Assembly of Exons from Unitary Transposable Genetic Elements: Implications for the Evolution of Protein-Protein Interactions

Abstract

The discovery of “genes-in pieces” provided the first evidence that modern proteins evolved through the assembly and shuffling of simpler building blocks—generally equated with exons. In the theoretical model presented here, it is suggested that exons were created from even smaller modules that have been termed duplication units. Furthermore, these segments may represent the ultimate building blocks for protein assembly. The nucleotide sequences of the duplication units to appear to resemble those mobile genetic elements such as transposons or insertion sequences, i.e. they possess direct repeats at each end and inverted sequences extending 15–25 base pairs from these direct repeats.
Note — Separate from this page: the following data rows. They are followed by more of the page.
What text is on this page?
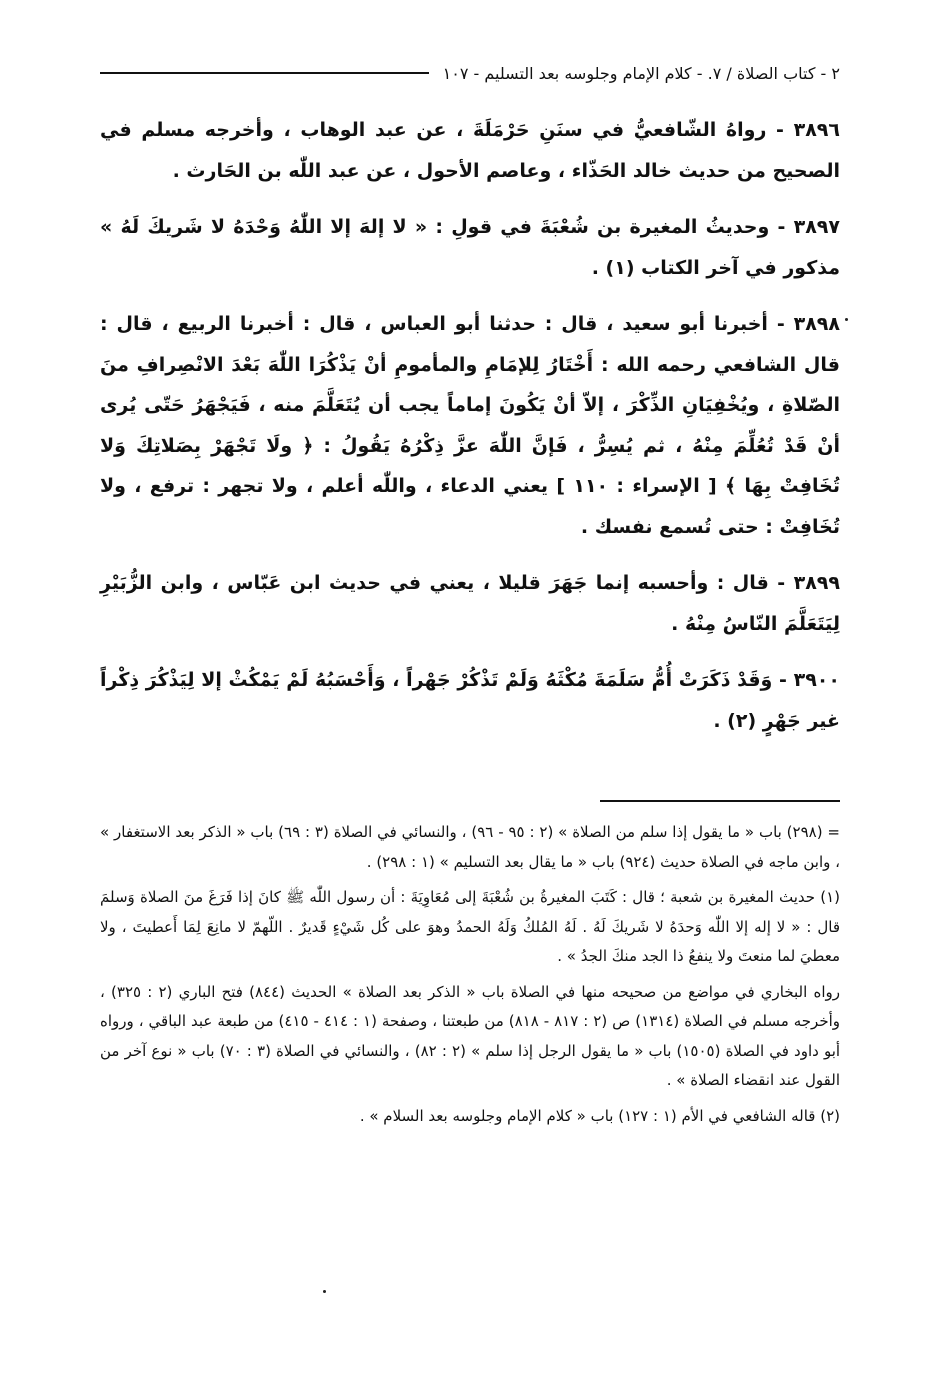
٢ - كتاب الصلاة / ٧. - كلام الإمام وجلوسه بعد التسليم - ١٠٧

٣٨٩٦ - رواهُ الشّافعيُّ في سنَنِ حَرْمَلَةَ ، عن عبد الوهاب ، وأخرجه مسلم في الصحيح من حديث خالد الحَذّاء ، وعاصم الأحول ، عن عبد اللّٰه بن الحَارث .

٣٨٩٧ - وحديثُ المغيرة بن شُعْبَةَ في قولِ : « لا إلهَ إلا اللّٰهُ وَحْدَهُ لا شَريكَ لَهُ » مذكور في آخر الكتاب (١) .

٣٨٩٨ - أخبرنا أبو سعيد ، قال : حدثنا أبو العباس ، قال : أخبرنا الربيع ، قال : قال الشافعي رحمه الله : أَخْتَارُ لِلإمَامِ والمأمومِ أنْ يَذْكُرَا اللّٰهَ بَعْدَ الانْصِرافِ منَ الصّلاةِ ، ويُخْفِيَانِ الذِّكْرَ ، إلاّ أنْ يَكُونَ إماماً يجب أن يُتَعَلَّمَ منه ، فَيَجْهَرُ حَتّى يُرى أنْ قَدْ تُعُلِّمَ مِنْهُ ، ثم يُسِرُّ ، فَإنَّ اللّٰهَ عزَّ ذِكْرُهُ يَقُولُ : ﴿ ولَا تَجْهَرْ بِصَلاتِكَ وَلا تُخَافِتْ بِهَا ﴾ [ الإسراء : ١١٠ ] يعني الدعاء ، واللّٰه أعلم ، ولا تجهر : ترفع ، ولا تُخَافِتْ : حتى تُسمع نفسك .

٣٨٩٩ - قال : وأحسبه إنما جَهَرَ قليلا ، يعني في حديث ابن عَبّاس ، وابن الزُّبَيْرِ لِيَتَعَلَّمَ النّاسُ مِنْهُ .

٣٩٠٠ - وَقَدْ ذَكَرَتْ أُمُّ سَلَمَةَ مُكْثَهُ وَلَمْ تَذْكُرْ جَهْراً ، وَأَحْسَبُهُ لَمْ يَمْكُثْ إلا لِيَذْكُرَ ذِكْراً غير جَهْرٍ (٢) .

= (٢٩٨) باب « ما يقول إذا سلم من الصلاة » (٢ : ٩٥ - ٩٦) ، والنسائي في الصلاة (٣ : ٦٩) باب « الذكر بعد الاستغفار » ، وابن ماجه في الصلاة حديث (٩٢٤) باب « ما يقال بعد التسليم » (١ : ٢٩٨) .

(١) حديث المغيرة بن شعبة ؛ قال : كَتَبَ المغيرةُ بن شُعْبَةَ إلى مُعَاوِيَةَ : أن رسول اللّٰه ﷺ كانَ إذا فَرَغَ منَ الصلاة وَسلمَ قال : « لا إله إلا اللّٰه وَحدَهُ لا شَريكَ لَهُ . لَهُ المُلكُ وَلَهُ الحمدُ وهوَ على كُل شَيْءٍ قَديرٌ . اللّهمّ لا مانِعَ لِمَا أَعطيتَ ، ولا معطيَ لما منعتَ ولا ينفعُ ذا الجد منكَ الجدُ » .

رواه البخاري في مواضع من صحيحه منها في الصلاة باب « الذكر بعد الصلاة » الحديث (٨٤٤) فتح الباري (٢ : ٣٢٥) ، وأخرجه مسلم في الصلاة (١٣١٤) ص (٢ : ٨١٧ - ٨١٨) من طبعتنا ، وصفحة (١ : ٤١٤ - ٤١٥) من طبعة عبد الباقي ، ورواه أبو داود في الصلاة (١٥٠٥) باب « ما يقول الرجل إذا سلم » (٢ : ٨٢) ، والنسائي في الصلاة (٣ : ٧٠) باب « نوع آخر من القول عند انقضاء الصلاة » .

(٢) قاله الشافعي في الأم (١ : ١٢٧) باب « كلام الإمام وجلوسه بعد السلام » .
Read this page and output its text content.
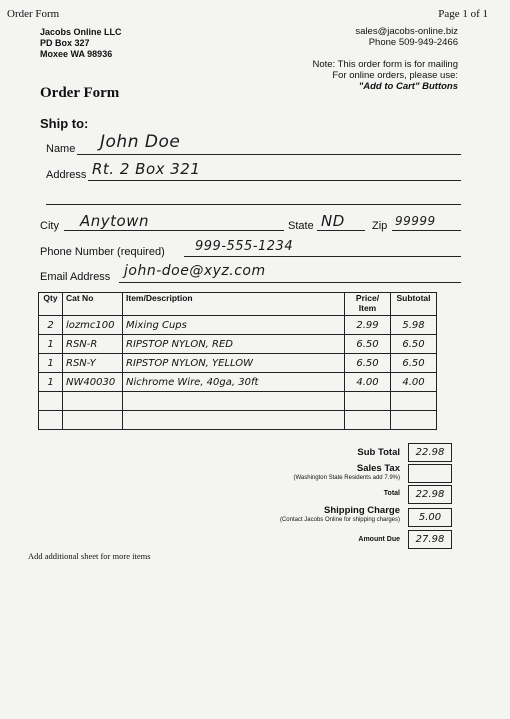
Order Form	Page 1 of 1
Jacobs Online LLC
PD Box 327
Moxee WA 98936
sales@jacobs-online.biz
Phone 509-949-2466
Note: This order form is for mailing
For online orders, please use:
"Add to Cart" Buttons
Order Form
Ship to:
Name John Doe
Address Rt. 2 Box 321
City Anytown	State ND Zip 99999
Phone Number (required) 999-555-1234
Email Address john-doe@xyz.com
Qty	Cat No	Item/Description	Price/ Item	Subtotal
2	lozmc100	Mixing Cups	2.99	5.98
1	RSN-R	RIPSTOP NYLON, RED	6.50	6.50
1	RSN-Y	RIPSTOP NYLON, YELLOW	6.50	6.50
1	NW40030	Nichrome Wire, 40ga, 30ft	4.00	4.00

Sub Total	22.98
Sales Tax
(Washington State Residents add 7.9%)
Total	22.98
Shipping Charge
(Contact Jacobs Online for shipping charges)	5.00
Amount Due	27.98
Add additional sheet for more items
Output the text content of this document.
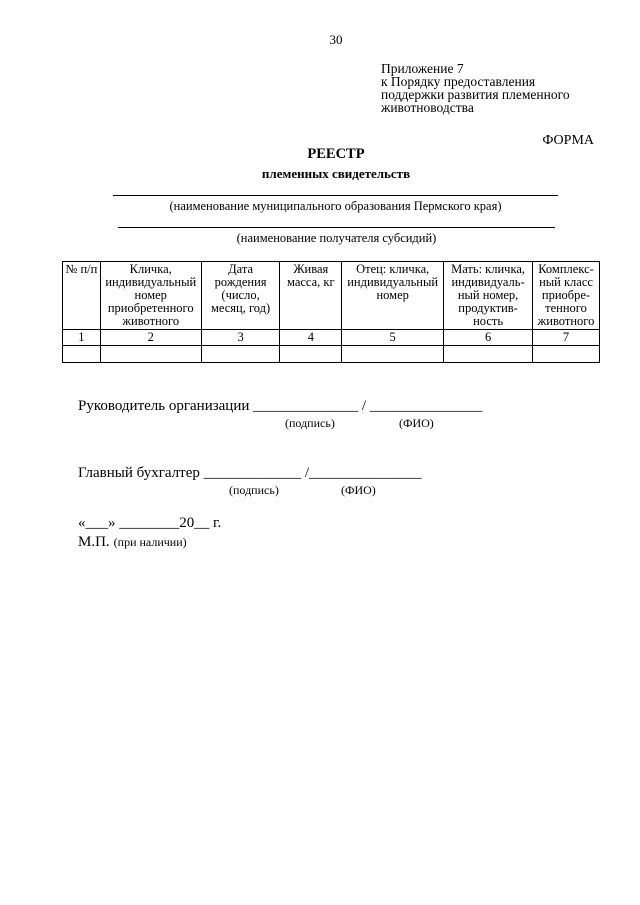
30
Приложение 7
к Порядку предоставления
поддержки развития племенного
животноводства
ФОРМА
РЕЕСТР
племенных свидетельств
(наименование муниципального образования Пермского края)
(наименование получателя субсидий)
№ п/п	Кличка, индивидуальный номер приобретенного животного	Дата рождения (число, месяц, год)	Живая масса, кг	Отец: кличка, индивидуальный номер	Мать: кличка, индивидуаль-ный номер, продуктив-ность	Комплекс-ный класс приобре-тенного животного
1	2	3	4	5	6	7

Руководитель организации ______________ / _______________
(подпись)	(ФИО)
Главный бухгалтер _____________ /_______________
(подпись)	(ФИО)
«___» ________20__ г.
М.П. (при наличии)
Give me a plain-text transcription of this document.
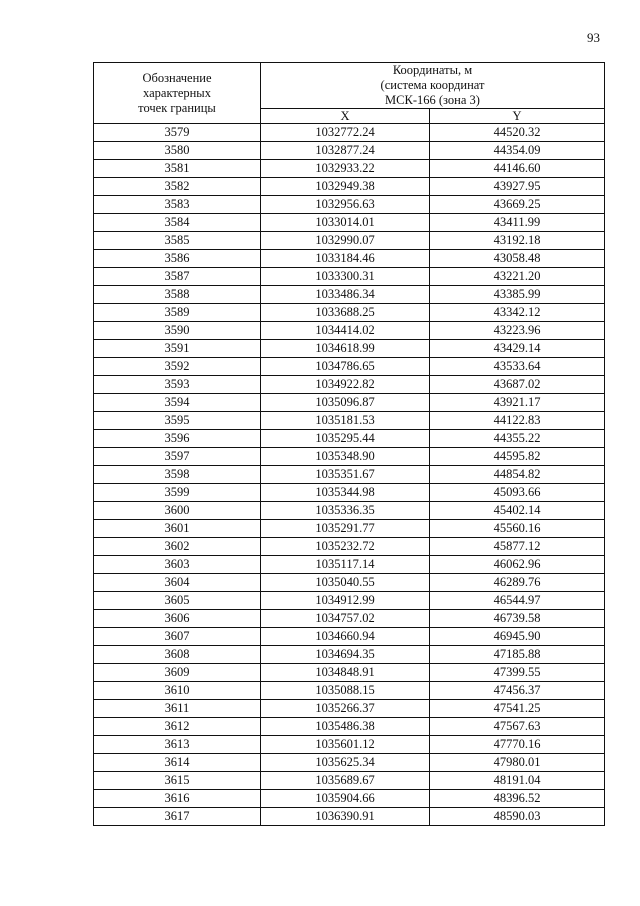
93
Обозначение
характерных
точек границы	Координаты, м
(система координат
МСК-166 (зона 3)	

	X	Y
3579	1032772.24	44520.32
3580	1032877.24	44354.09
3581	1032933.22	44146.60
3582	1032949.38	43927.95
3583	1032956.63	43669.25
3584	1033014.01	43411.99
3585	1032990.07	43192.18
3586	1033184.46	43058.48
3587	1033300.31	43221.20
3588	1033486.34	43385.99
3589	1033688.25	43342.12
3590	1034414.02	43223.96
3591	1034618.99	43429.14
3592	1034786.65	43533.64
3593	1034922.82	43687.02
3594	1035096.87	43921.17
3595	1035181.53	44122.83
3596	1035295.44	44355.22
3597	1035348.90	44595.82
3598	1035351.67	44854.82
3599	1035344.98	45093.66
3600	1035336.35	45402.14
3601	1035291.77	45560.16
3602	1035232.72	45877.12
3603	1035117.14	46062.96
3604	1035040.55	46289.76
3605	1034912.99	46544.97
3606	1034757.02	46739.58
3607	1034660.94	46945.90
3608	1034694.35	47185.88
3609	1034848.91	47399.55
3610	1035088.15	47456.37
3611	1035266.37	47541.25
3612	1035486.38	47567.63
3613	1035601.12	47770.16
3614	1035625.34	47980.01
3615	1035689.67	48191.04
3616	1035904.66	48396.52
3617	1036390.91	48590.03
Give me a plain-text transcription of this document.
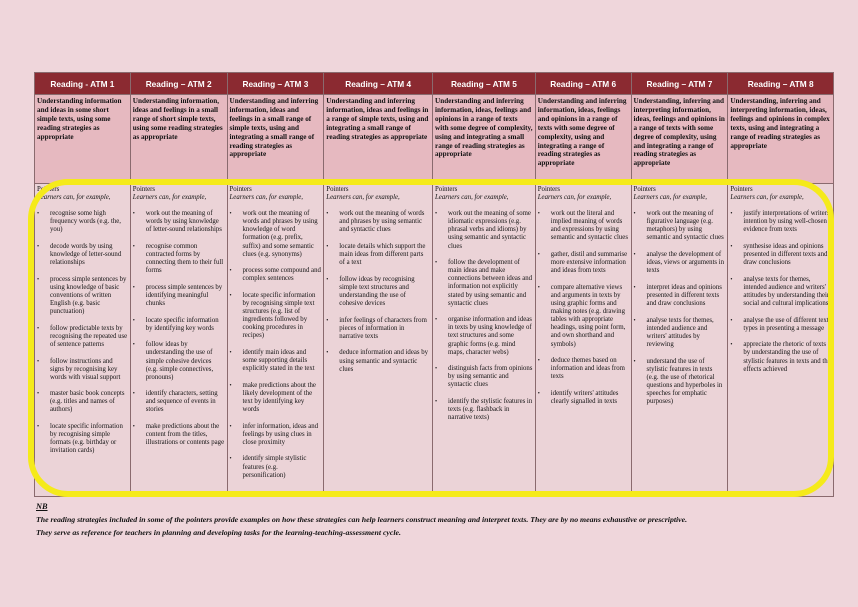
Reading - ATM 1
Understanding information and ideas in some short simple texts, using some reading strategies as appropriate
Pointers
Learners can, for example,
• recognise some high frequency words (e.g. the, you)
• decode words by using knowledge of letter-sound relationships
• process simple sentences by using knowledge of basic conventions of written English (e.g. basic punctuation)
• follow predictable texts by recognising the repeated use of sentence patterns
• follow instructions and signs by recognising key words with visual support
• master basic book concepts (e.g. titles and names of authors)
• locate specific information by recognising simple formats (e.g. birthday or invitation cards)
Reading – ATM 2
Understanding information, ideas and feelings in a small range of short simple texts, using some reading strategies as appropriate
Pointers
Learners can, for example,
• work out the meaning of words by using knowledge of letter-sound relationships
• recognise common contracted forms by connecting them to their full forms
• process simple sentences by identifying meaningful chunks
• locate specific information by identifying key words
• follow ideas by understanding the use of simple cohesive devices (e.g. simple connectives, pronouns)
• identify characters, setting and sequence of events in stories
• make predictions about the content from the titles, illustrations or contents page
Reading – ATM 3
Understanding and inferring information, ideas and feelings in a small range of simple texts, using and integrating a small range of reading strategies as appropriate
Pointers
Learners can, for example,
• work out the meaning of words and phrases by using knowledge of word formation (e.g. prefix, suffix) and some semantic clues (e.g. synonyms)
• process some compound and complex sentences
• locate specific information by recognising simple text structures (e.g. list of ingredients followed by cooking procedures in recipes)
• identify main ideas and some supporting details explicitly stated in the text
• make predictions about the likely development of the text by identifying key words
• infer information, ideas and feelings by using clues in close proximity
• identify simple stylistic features (e.g. personification)
Reading – ATM 4
Understanding and inferring information, ideas and feelings in a range of simple texts, using and integrating a small range of reading strategies as appropriate
Pointers
Learners can, for example,
• work out the meaning of words and phrases by using semantic and syntactic clues
• locate details which support the main ideas from different parts of a text
• follow ideas by recognising simple text structures and understanding the use of cohesive devices
• infer feelings of characters from pieces of information in narrative texts
• deduce information and ideas by using semantic and syntactic clues
Reading – ATM 5
Understanding and inferring information, ideas, feelings and opinions in a range of texts with some degree of complexity, using and integrating a small range of reading strategies as appropriate
Pointers
Learners can, for example,
• work out the meaning of some idiomatic expressions (e.g. phrasal verbs and idioms) by using semantic and syntactic clues
• follow the development of main ideas and make connections between ideas and information not explicitly stated by using semantic and syntactic clues
• organise information and ideas in texts by using knowledge of text structures and some graphic forms (e.g. mind maps, character webs)
• distinguish facts from opinions by using semantic and syntactic clues
• identify the stylistic features in texts (e.g. flashback in narrative texts)
Reading – ATM 6
Understanding and inferring information, ideas, feelings and opinions in a range of texts with some degree of complexity, using and integrating a range of reading strategies as appropriate
Pointers
Learners can, for example,
• work out the literal and implied meaning of words and expressions by using semantic and syntactic clues
• gather, distil and summarise more extensive information and ideas from texts
• compare alternative views and arguments in texts by using graphic forms and making notes (e.g. drawing tables with appropriate headings, using point form, and own shorthand and symbols)
• deduce themes based on information and ideas from texts
• identify writers' attitudes clearly signalled in texts
Reading – ATM 7
Understanding, inferring and interpreting information, ideas, feelings and opinions in a range of texts with some degree of complexity, using and integrating a range of reading strategies as appropriate
Pointers
Learners can, for example,
• work out the meaning of figurative language (e.g. metaphors) by using semantic and syntactic clues
• analyse the development of ideas, views or arguments in texts
• interpret ideas and opinions presented in different texts and draw conclusions
• analyse texts for themes, intended audience and writers' attitudes by reviewing
• understand the use of stylistic features in texts (e.g. the use of rhetorical questions and hyperboles in speeches for emphatic purposes)
Reading – ATM 8
Understanding, inferring and interpreting information, ideas, feelings and opinions in complex texts, using and integrating a range of reading strategies as appropriate
Pointers
Learners can, for example,
• justify interpretations of writers' intention by using well-chosen evidence from texts
• synthesise ideas and opinions presented in different texts and draw conclusions
• analyse texts for themes, intended audience and writers' attitudes by understanding their social and cultural implications
• analyse the use of different text types in presenting a message
• appreciate the rhetoric of texts by understanding the use of stylistic features in texts and the effects achieved
NB
The reading strategies included in some of the pointers provide examples on how these strategies can help learners construct meaning and interpret texts. They are by no means exhaustive or prescriptive.
They serve as reference for teachers in planning and developing tasks for the learning-teaching-assessment cycle.
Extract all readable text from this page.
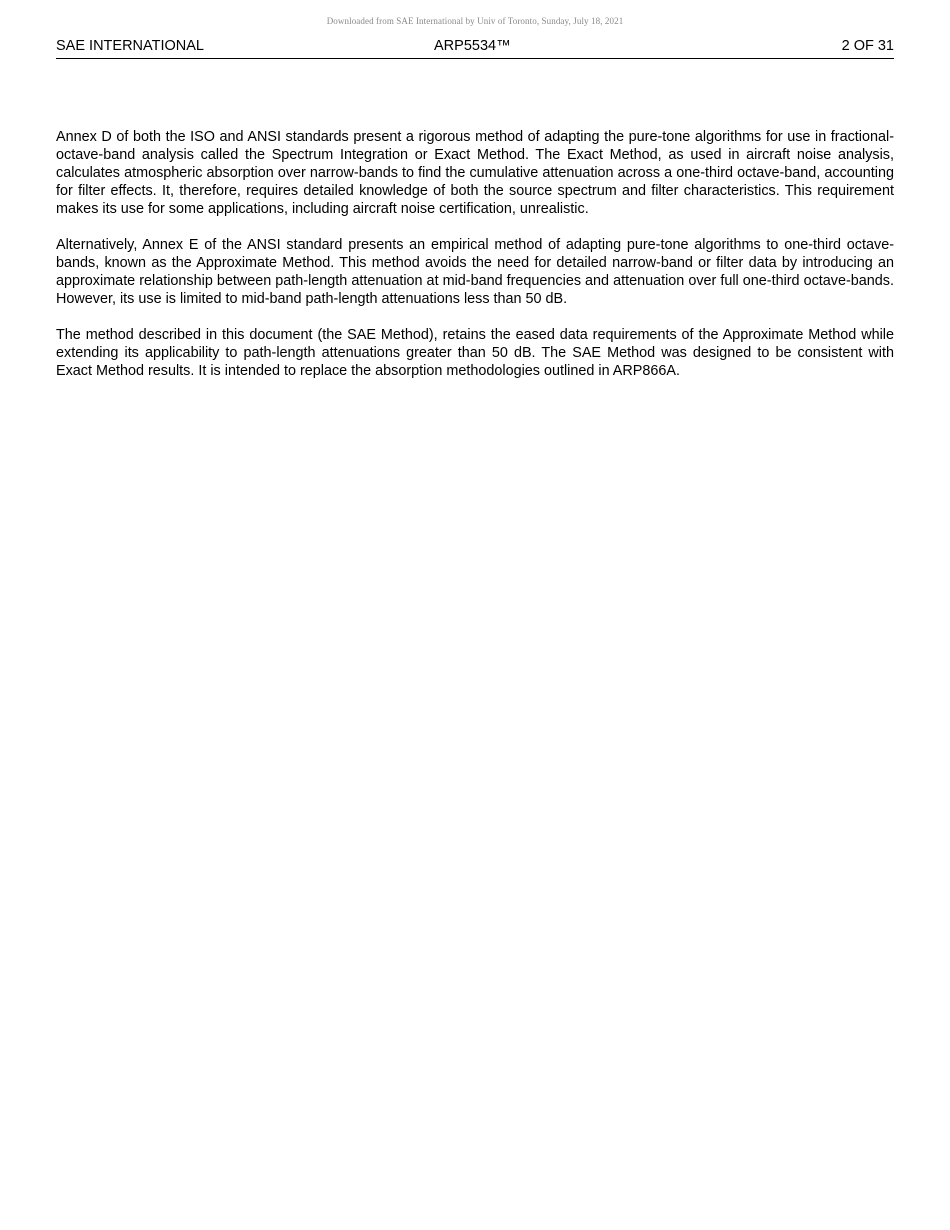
Downloaded from SAE International by Univ of Toronto, Sunday, July 18, 2021
SAE INTERNATIONAL	ARP5534™	2 OF 31

Annex D of both the ISO and ANSI standards present a rigorous method of adapting the pure-tone algorithms for use in fractional-octave-band analysis called the Spectrum Integration or Exact Method. The Exact Method, as used in aircraft noise analysis, calculates atmospheric absorption over narrow-bands to find the cumulative attenuation across a one-third octave-band, accounting for filter effects. It, therefore, requires detailed knowledge of both the source spectrum and filter characteristics. This requirement makes its use for some applications, including aircraft noise certification, unrealistic.

Alternatively, Annex E of the ANSI standard presents an empirical method of adapting pure-tone algorithms to one-third octave-bands, known as the Approximate Method. This method avoids the need for detailed narrow-band or filter data by introducing an approximate relationship between path-length attenuation at mid-band frequencies and attenuation over full one-third octave-bands. However, its use is limited to mid-band path-length attenuations less than 50 dB.

The method described in this document (the SAE Method), retains the eased data requirements of the Approximate Method while extending its applicability to path-length attenuations greater than 50 dB. The SAE Method was designed to be consistent with Exact Method results. It is intended to replace the absorption methodologies outlined in ARP866A.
During evolution, these transposable exons (trexons) would have been replicated and dispersed in the genome thereby promoting homologous recombination and further duplication. Thus, the transposition and splicing of these gene segments gave rise to increasingly complex proteins as well as multi-gene families of proteins. It has been proposed that peptides encoded by the first trexons were predisposed to form dimers or oligomers. Detailed structural analysis of various protein-protein complexes has revealed a tendency for the duplication units to self-associate. Self-binding peptides could have ultimately led to the evolution of protein ligands and receptors with high affinity.